Conto: Cocadas de Maracujá


      Entre os municípios de Pinheiro e Santa Helena, meia hora de carro, se os buracos não atrapalhassem tanto nos períodos de chuva. Metade do caminho tem o asfalto quebrado e enlamaçado. Tem vários quebra molas e quase nenhuma fiscalização. É muito ruim viajar deitado no banco de trás porque, a qualquer momento, posso ser jogado para frente. Dormir sentado também não é uma boa opção. Perdi as contas de quantas vezes bati a cabeça na janela do carro. Sentar, relaxar e conversar parece uma boa? Impossível. Não dá para competir com a playlist de trilhas sonoras internacionais das novelas da Globo. Além disso, eu não gosto muito de conversar com as amigas do meu pai. Nunca falei a língua delas e elas tampouco a minha. O que fazer então? Eu já tive algumas ideias brilhantes para passar o tempo.
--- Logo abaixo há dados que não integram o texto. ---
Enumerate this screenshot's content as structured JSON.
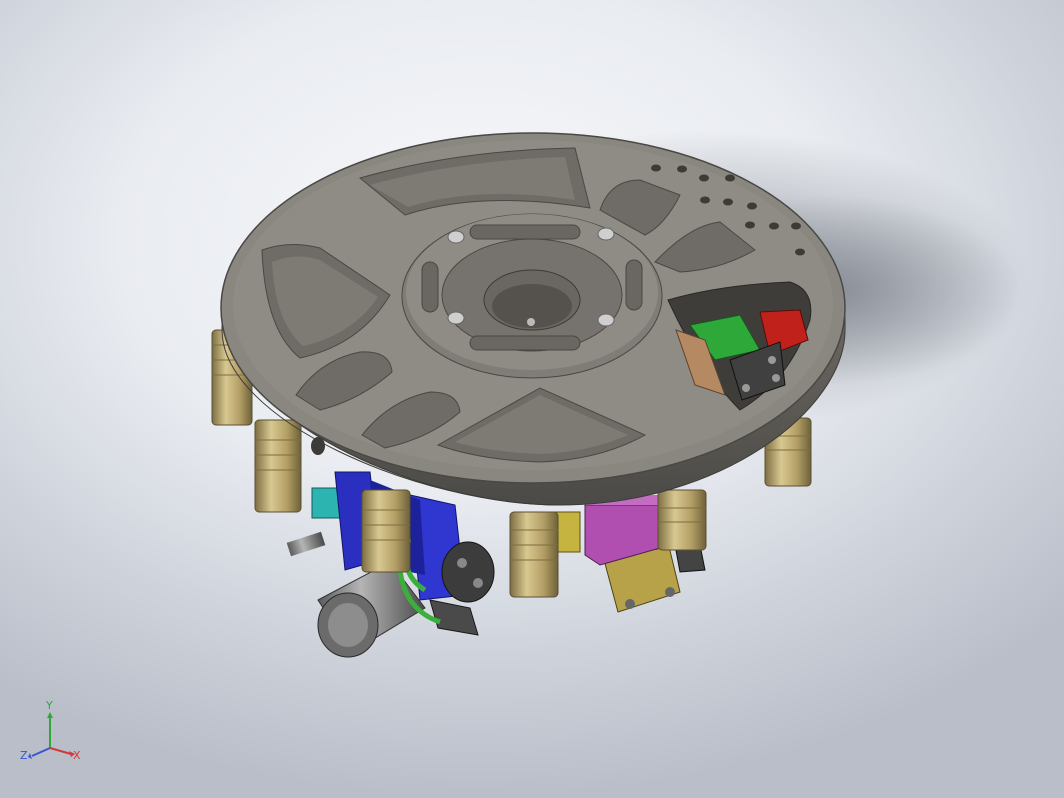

Qualquer coisa que fizesse o tempo passar sem essa lerdeza era lucro.

      — João! — Me chamaram no banco de trás — Canta aí também!
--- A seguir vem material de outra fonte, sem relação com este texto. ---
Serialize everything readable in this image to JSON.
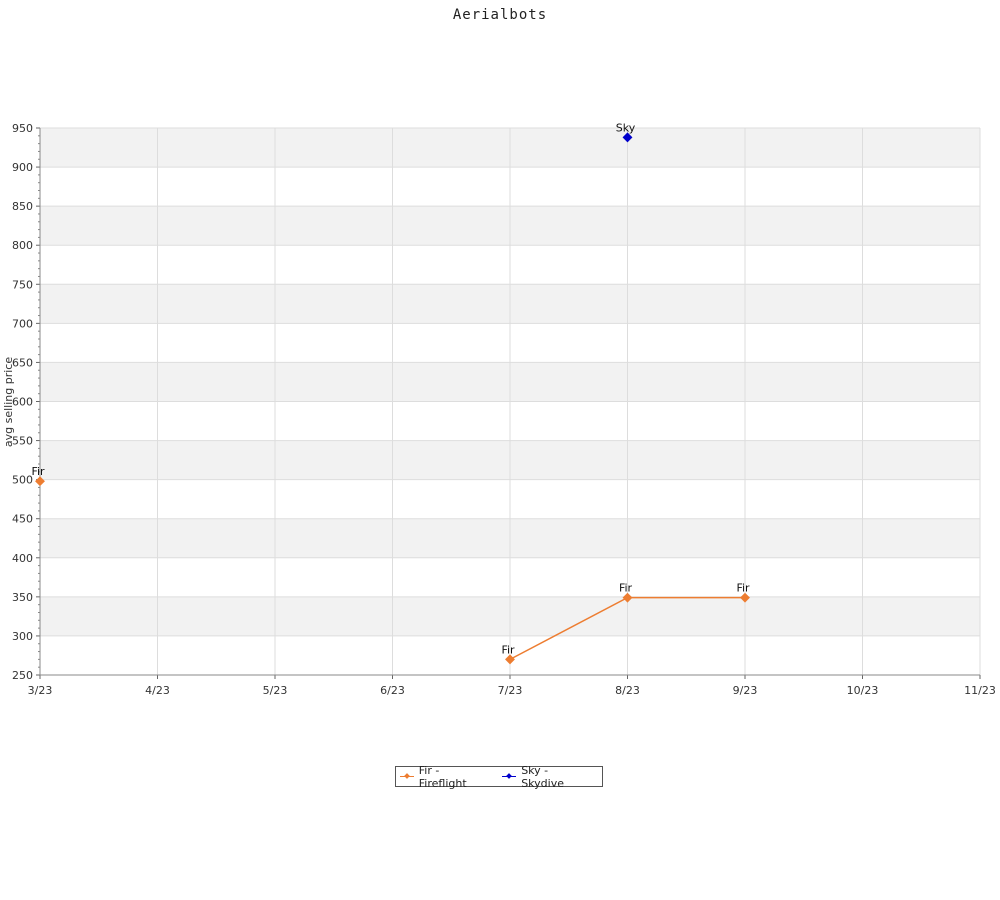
{
  "chart_data": {
    "type": "line",
    "title": "Aerialbots",
    "xlabel": "",
    "ylabel": "avg selling price",
    "x_ticks": [
      "3/23",
      "4/23",
      "5/23",
      "6/23",
      "7/23",
      "8/23",
      "9/23",
      "10/23",
      "11/23"
    ],
    "y_ticks": [
      250,
      300,
      350,
      400,
      450,
      500,
      550,
      600,
      650,
      700,
      750,
      800,
      850,
      900,
      950
    ],
    "ylim": [
      250,
      950
    ],
    "grid": true,
    "legend_position": "bottom-center",
    "series": [
      {
        "name": "Fir - Fireflight",
        "label": "Fir",
        "color": "#ed7d31",
        "segments": [
          [
            {
              "x": "3/23",
              "y": 498
            }
          ],
          [
            {
              "x": "7/23",
              "y": 270
            },
            {
              "x": "8/23",
              "y": 349
            },
            {
              "x": "9/23",
              "y": 349
            }
          ]
        ]
      },
      {
        "name": "Sky - Skydive",
        "label": "Sky",
        "color": "#0000cc",
        "segments": [
          [
            {
              "x": "8/23",
              "y": 938
            }
          ]
        ]
      }
    ]
  }
}
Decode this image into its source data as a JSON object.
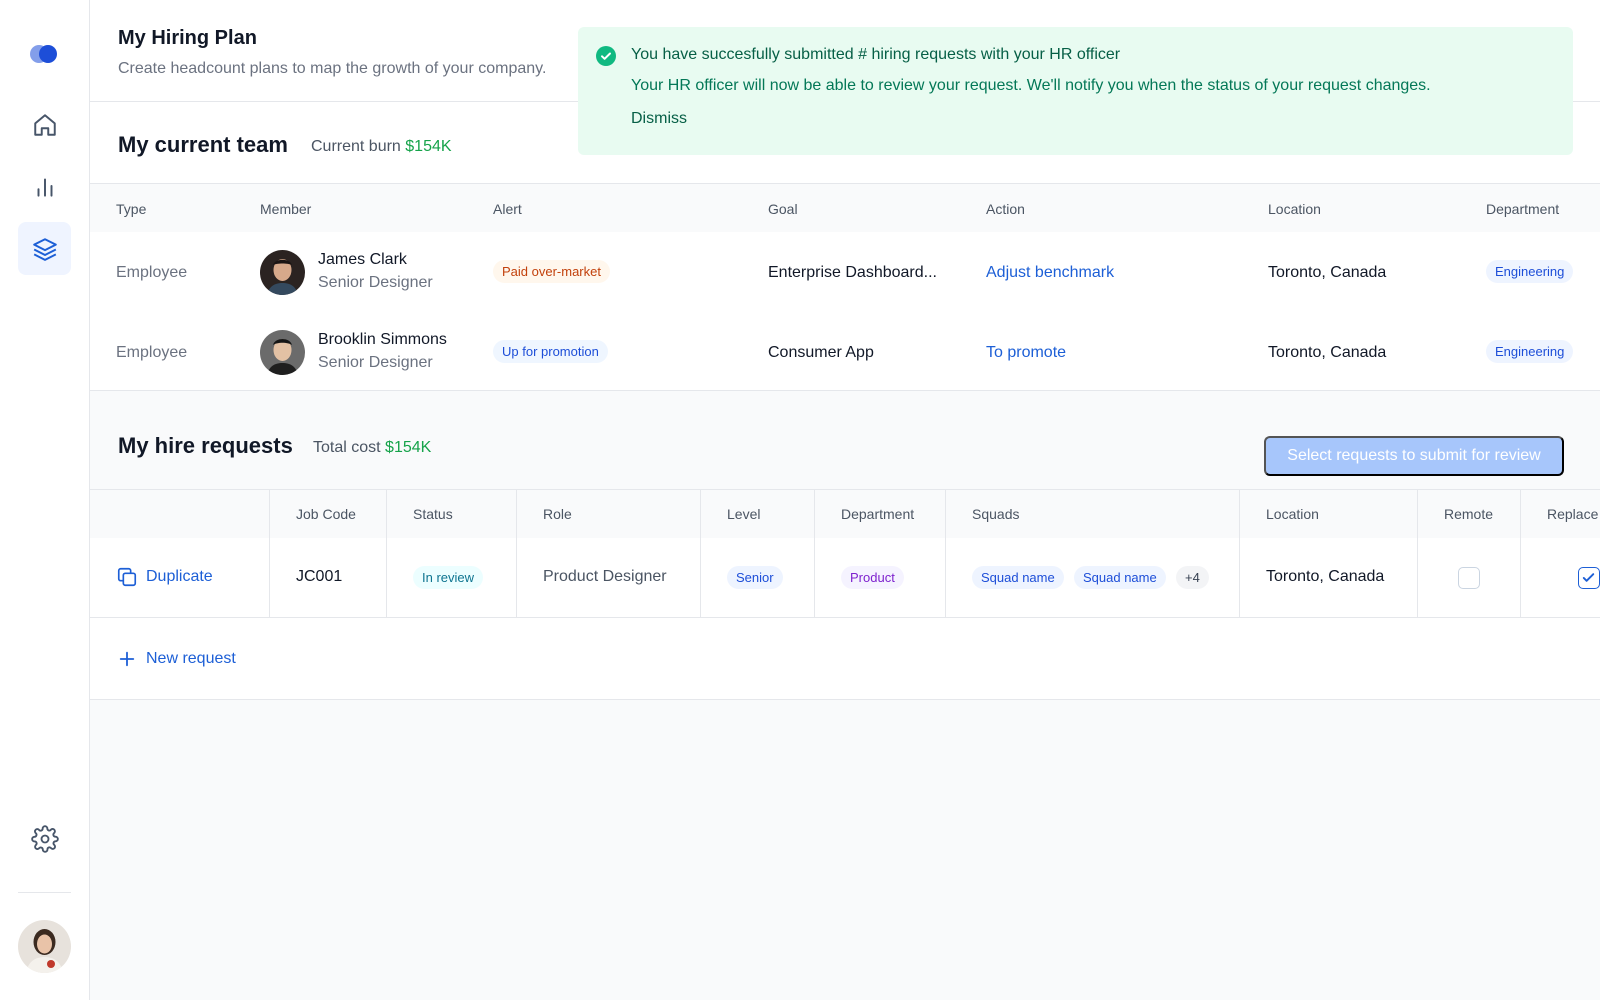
{
  "header": {
    "title": "My Hiring Plan",
    "subtitle": "Create headcount plans to map the growth of your company."
  },
  "toast": {
    "title": "You have succesfully submitted # hiring requests with your HR officer",
    "body": "Your HR officer will now be able to review your request. We'll notify you when the status of your request changes.",
    "dismiss": "Dismiss"
  },
  "team": {
    "title": "My current team",
    "burn_label": "Current burn",
    "burn_value": "$154K",
    "columns": [
      "Type",
      "Member",
      "Alert",
      "Goal",
      "Action",
      "Location",
      "Department"
    ],
    "rows": [
      {
        "type": "Employee",
        "name": "James Clark",
        "role": "Senior Designer",
        "alert": "Paid over-market",
        "goal": "Enterprise Dashboard...",
        "action": "Adjust benchmark",
        "location": "Toronto, Canada",
        "department": "Engineering"
      },
      {
        "type": "Employee",
        "name": "Brooklin Simmons",
        "role": "Senior Designer",
        "alert": "Up for promotion",
        "goal": "Consumer App",
        "action": "To promote",
        "location": "Toronto, Canada",
        "department": "Engineering"
      }
    ]
  },
  "hire": {
    "title": "My hire requests",
    "cost_label": "Total cost",
    "cost_value": "$154K",
    "submit": "Select requests to submit for review",
    "columns": [
      "Job Code",
      "Status",
      "Role",
      "Level",
      "Department",
      "Squads",
      "Location",
      "Remote",
      "Replace"
    ],
    "row": {
      "action": "Duplicate",
      "job_code": "JC001",
      "status": "In review",
      "role": "Product Designer",
      "level": "Senior",
      "department": "Product",
      "squads": [
        "Squad name",
        "Squad name"
      ],
      "squads_more": "+4",
      "location": "Toronto, Canada",
      "remote": false,
      "replace": true
    },
    "new_request": "New request"
  },
  "icons": {
    "logo": "logo-icon",
    "home": "home-icon",
    "chart": "bar-chart-icon",
    "layers": "layers-icon",
    "settings": "gear-icon"
  },
  "colors": {
    "accent": "#1d5fd6",
    "success": "#16a34a",
    "toast_bg": "#e8fbf1"
  }
}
      Uma vez, quando voltávamos para casa depois do famoso Carnaval de Pinheiro, a chuva resolveu me dar um alô. Ela começou a desenhar na janela do carro. As gotas se formavam em estrelas, em planetas, em uma galáxia gigantesca que se espalhava até chegar ao retrovisor. O vidro ficava tão embaçado que eu podia desenhar para a chuva. Como era difícil agradá-la, os ventos gelados sopravam as janelas até apagarem as minhas histórias. Ela também não gostava das minhas flores e dos meus corações. Então, eu cedi. Parei de desenhar e só fiquei observando o trabalho dela. O que ela quer dizer com tantos pontos de água sendo sugados para a direita? Parecem os jambos e os cajus quando são puxados de seus galhos. Isso é saudade de Pinheiro ou dos povoados que acabamos de passar? Não tem nenhum cajueiro, nem jambeiro pelas paisagens da estrada, só coqueiro babaçu e algumas palmeiras que não conheço. Em Santa Helena também tem tudo isso - inclusive no meu quintal -, mas eu nunca fui muito de pegar nenhuma fruta direto dos galhos. Eles sempre foram muito mais altos do que eu. Nem com pernas de pau eu posso alcançá-los lá em cima.
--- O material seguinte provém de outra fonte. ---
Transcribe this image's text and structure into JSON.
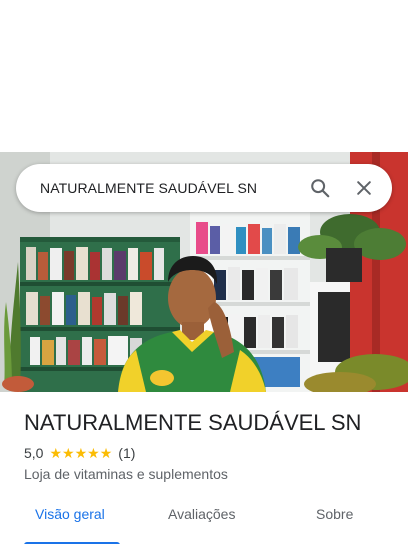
{
  "search": {
    "query": "NATURALMENTE SAUDÁVEL SN",
    "search_icon": "search-icon",
    "close_icon": "close-icon"
  },
  "photo": {
    "description_icon": "storefront-photo"
  },
  "place": {
    "name": "NATURALMENTE SAUDÁVEL SN",
    "rating": "5,0",
    "stars": 5,
    "review_count": "(1)",
    "category": "Loja de vitaminas e suplementos"
  },
  "tabs": [
    {
      "label": "Visão geral",
      "active": true
    },
    {
      "label": "Avaliações",
      "active": false
    },
    {
      "label": "Sobre",
      "active": false
    }
  ],
  "colors": {
    "accent": "#1a73e8",
    "star": "#fbbc04",
    "text_primary": "#202124",
    "text_secondary": "#5f6368"
  }
}
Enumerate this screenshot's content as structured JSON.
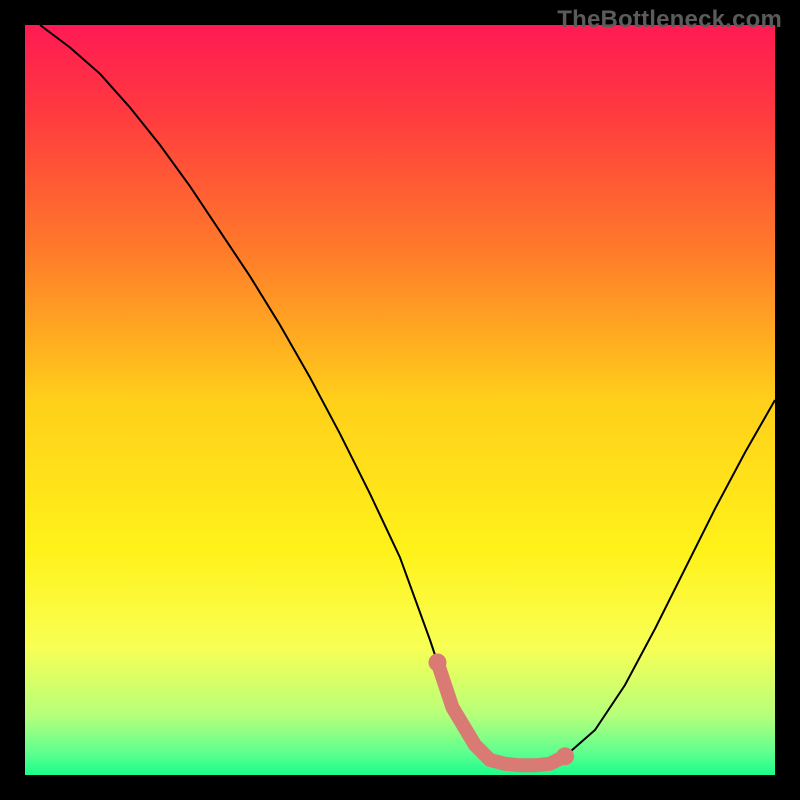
{
  "watermark": "TheBottleneck.com",
  "colors": {
    "background": "#000000",
    "gradient_stops": [
      {
        "offset": 0.0,
        "color": "#ff1a54"
      },
      {
        "offset": 0.12,
        "color": "#ff3b3f"
      },
      {
        "offset": 0.3,
        "color": "#ff7a2a"
      },
      {
        "offset": 0.5,
        "color": "#ffcf1a"
      },
      {
        "offset": 0.7,
        "color": "#fff21a"
      },
      {
        "offset": 0.83,
        "color": "#f8ff55"
      },
      {
        "offset": 0.92,
        "color": "#b6ff7a"
      },
      {
        "offset": 0.97,
        "color": "#5fff8f"
      },
      {
        "offset": 1.0,
        "color": "#1aff8a"
      }
    ],
    "curve_stroke": "#000000",
    "highlight_stroke": "#d97a74",
    "highlight_fill": "#d97a74"
  },
  "chart_data": {
    "type": "line",
    "title": "",
    "xlabel": "",
    "ylabel": "",
    "xlim": [
      0,
      100
    ],
    "ylim": [
      0,
      100
    ],
    "series": [
      {
        "name": "curve",
        "x": [
          2,
          6,
          10,
          14,
          18,
          22,
          26,
          30,
          34,
          38,
          42,
          46,
          50,
          54,
          55,
          57,
          60,
          62,
          64,
          66,
          68,
          70,
          72,
          76,
          80,
          84,
          88,
          92,
          96,
          100
        ],
        "y": [
          100,
          97,
          93.5,
          89,
          84,
          78.5,
          72.5,
          66.5,
          60,
          53,
          45.5,
          37.5,
          29,
          18,
          15,
          9,
          4,
          2,
          1.5,
          1.3,
          1.3,
          1.5,
          2.5,
          6,
          12,
          19.5,
          27.5,
          35.5,
          43,
          50
        ]
      }
    ],
    "highlight": {
      "x_range": [
        55,
        72
      ],
      "endpoints": [
        {
          "x": 55,
          "y": 15
        },
        {
          "x": 72,
          "y": 2.5
        }
      ],
      "points": [
        {
          "x": 55,
          "y": 15
        },
        {
          "x": 57,
          "y": 9
        },
        {
          "x": 60,
          "y": 4
        },
        {
          "x": 62,
          "y": 2
        },
        {
          "x": 64,
          "y": 1.5
        },
        {
          "x": 66,
          "y": 1.3
        },
        {
          "x": 68,
          "y": 1.3
        },
        {
          "x": 70,
          "y": 1.5
        },
        {
          "x": 72,
          "y": 2.5
        }
      ]
    }
  }
}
      — Falando sozinho, João? — Alguém passou a mão nos meus cabelos.

      Teve um dia em que fomos visitar a vovó na casa dela. Passamos pouco mais de uma hora sentados na sala de estar. Os móveis eram todos de madeira maciça, até mesmo os sofás. Eles tinham algumas almofadas bem confortáveis e uma TV meio antiga, mas que ainda funcionava. As paredes precisavam de uma nova pintura e os quadros de retratos de parentes eram tão sérios que pareciam pinturas do início do século passado. Quase nenhuma casa tinha teto forrado nessa cidade. A casa da vovó Lucy não era diferente. Dava para ouvir os barulhos de todos os cômodos. Tinha uma cadeira de balanço que só a vovó e os netos podiam se balançar. Sabe que eu nunca passei mais do que cinco minutos me balançando nela? Quando eu me sentava, vovó me chamava na cozinha. Eram as deliciosas cocadas de vários sabores que ela tinha feito para mim e para o meu pai. Cocada de maracujá, de chocolate, de coco queimado, de quebra queixo e até de goiaba. Eu só me lembro do sabor da tradicional e da de maracujá. Acho que foi em uma dessas visitas que eu me despedi das melhores cocadas da minha vida. Infelizmente, vovó não pôde mais voltar para a cozinha, nem para nenhuma outra atividade que envolvesse fogo, faca, peso ou muito esforço.

      E como foi voltar para casa? Não foi tão diferente de outras idas e vindas de Pinheiro. Só um detalhe especial: eu levei um pouco da vovó comigo. O carro abrigava o mesmo cheiro das almofadas. Eu fiquei sentado, quieto, pensativo e preocupado. Aquelas cocadas me encararam a viagem inteira, como se quisessem me contar alguma coisa. Eu as encarei de volta e senti todas as histórias até elas chegarem até a mim. Eu vi a vovó escolhendo os cocos na feira. Ela acertava escolher os que tinham mais poupa do que água. Eu vi a vovó quebrando os cocos no quintal. Ela quebrava sem muito esforço e conseguia guardar a maior parte da água. Eu vi a vovó ralando os cocos na cozinha. Não havia equipamento moderno, só o tradicional ralador. Como ela fazia isso sem ralar os dedos? Eu devia ter pedido para ela me ensinar... Eu vi a vovó na beira do fogão, mexendo cada panela com todo cuidado. Era uma panela para cada sabor. Aliás, a minha favorita sempre ficava na maior de todas. Sabia que nem deu tempo de chegar em casa? Eu abri a caixa e tirei a primeira. Em seguida, meu pai tirou outra e a gente comeu no meio da estrada. A caixa ficou aberta no meu colo enquanto a gente comia mais umas duas ou três.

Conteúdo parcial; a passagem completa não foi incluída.